Austral became a principal singer with the esteemed Berlin State Opera in 1930. It was there in that same year that she showed the first signs of multiple sclerosis, which manifested themselves on stage during a performance of Die Walküre opposite bass-baritone Friedrich Schorr. Her opera career gradually suffered as a result of the advance of this debilitating disease, but she was still able to devote herself to concert and recital work, developing a large lieder repertoire, although she also sang operatic pieces. Her appearances in opera during this time included those in her home country of Australia. She appeared with, and overshadowed, Thea Phillips and she toured with tenor Walter Widdop in 1934–35, singing the Australian premiere of Les pêcheurs de perles.

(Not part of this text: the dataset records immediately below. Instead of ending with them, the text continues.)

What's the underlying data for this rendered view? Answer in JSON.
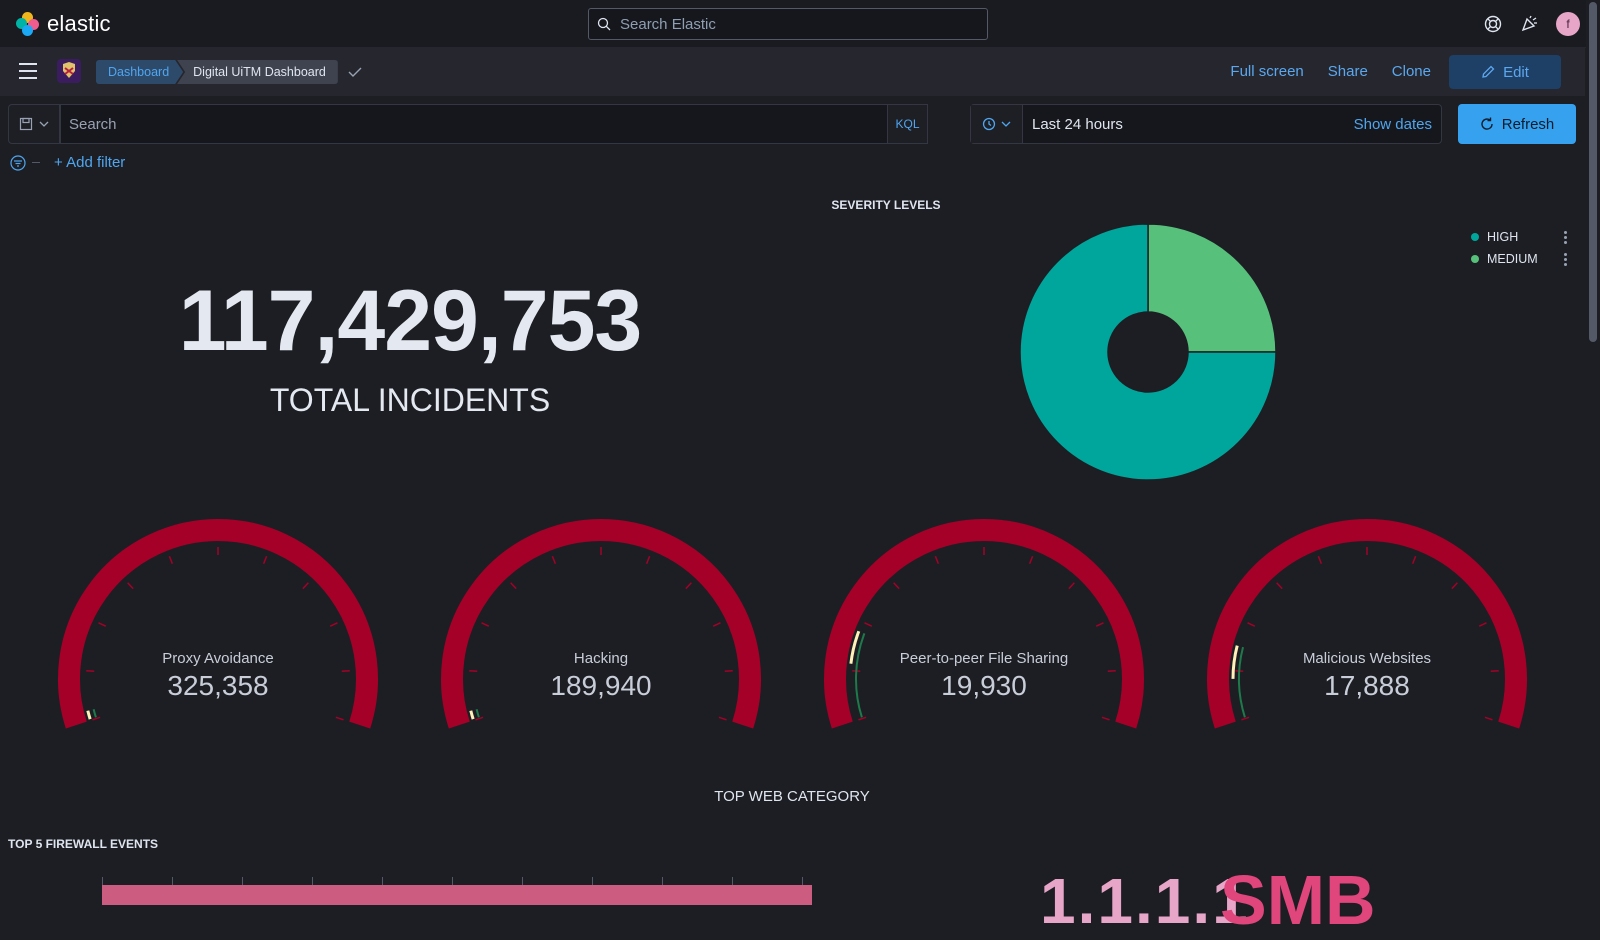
{
  "app": {
    "brand": "elastic",
    "search_placeholder": "Search Elastic",
    "user_initial": "f"
  },
  "nav": {
    "breadcrumbs": [
      "Dashboard",
      "Digital UiTM Dashboard"
    ],
    "actions": {
      "fullscreen": "Full screen",
      "share": "Share",
      "clone": "Clone",
      "edit": "Edit"
    }
  },
  "query": {
    "placeholder": "Search",
    "language": "KQL",
    "time_range": "Last 24 hours",
    "show_dates": "Show dates",
    "refresh": "Refresh",
    "add_filter": "+ Add filter"
  },
  "colors": {
    "accent": "#36a2ef",
    "gauge": "#a50028",
    "high": "#00a69b",
    "medium": "#57c17b",
    "pink": "#cc5d80"
  },
  "metric": {
    "value": "117,429,753",
    "label": "TOTAL INCIDENTS"
  },
  "severity": {
    "title": "SEVERITY LEVELS",
    "legend": [
      {
        "label": "HIGH",
        "color": "#00a69b"
      },
      {
        "label": "MEDIUM",
        "color": "#57c17b"
      }
    ]
  },
  "chart_data": {
    "type": "pie",
    "title": "SEVERITY LEVELS",
    "categories": [
      "HIGH",
      "MEDIUM"
    ],
    "values": [
      75,
      25
    ],
    "donut": true,
    "legend": "top-right"
  },
  "gauges": [
    {
      "label": "Proxy Avoidance",
      "value": "325,358",
      "level": 0.02
    },
    {
      "label": "Hacking",
      "value": "189,940",
      "level": 0.02
    },
    {
      "label": "Peer-to-peer File Sharing",
      "value": "19,930",
      "level": 0.18
    },
    {
      "label": "Malicious Websites",
      "value": "17,888",
      "level": 0.15
    }
  ],
  "sections": {
    "web_category": "TOP WEB CATEGORY",
    "firewall": "TOP 5 FIREWALL EVENTS"
  },
  "word_cloud": {
    "word1": "1.1.1.1",
    "word2": "SMB"
  }
}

Austral returned to Britain in 1939, and appeared in many benefit concerts during the early part of World War II, before her illness forced her to retire in 1940. In 1946, she returned to Australia. Many of her possessions were lost in a fire. Royalty earnings from her recordings had also declined, and she found herself in need of an income, so she taught singing at the Newcastle Conservatorium, New South Wales (now part of the University of Newcastle) from 1954 until her retirement in 1959.

==Death==
Austral gave several newspaper interviews in her retirement. She died of cerebrovascular disease in a church home for the aged at Mayfield, Newcastle, on 15 May 1968, aged 76. By general critical consent, she remains the finest dramatic soprano ever produced by Australia. Various recordings of hers have been made available on CD reissues.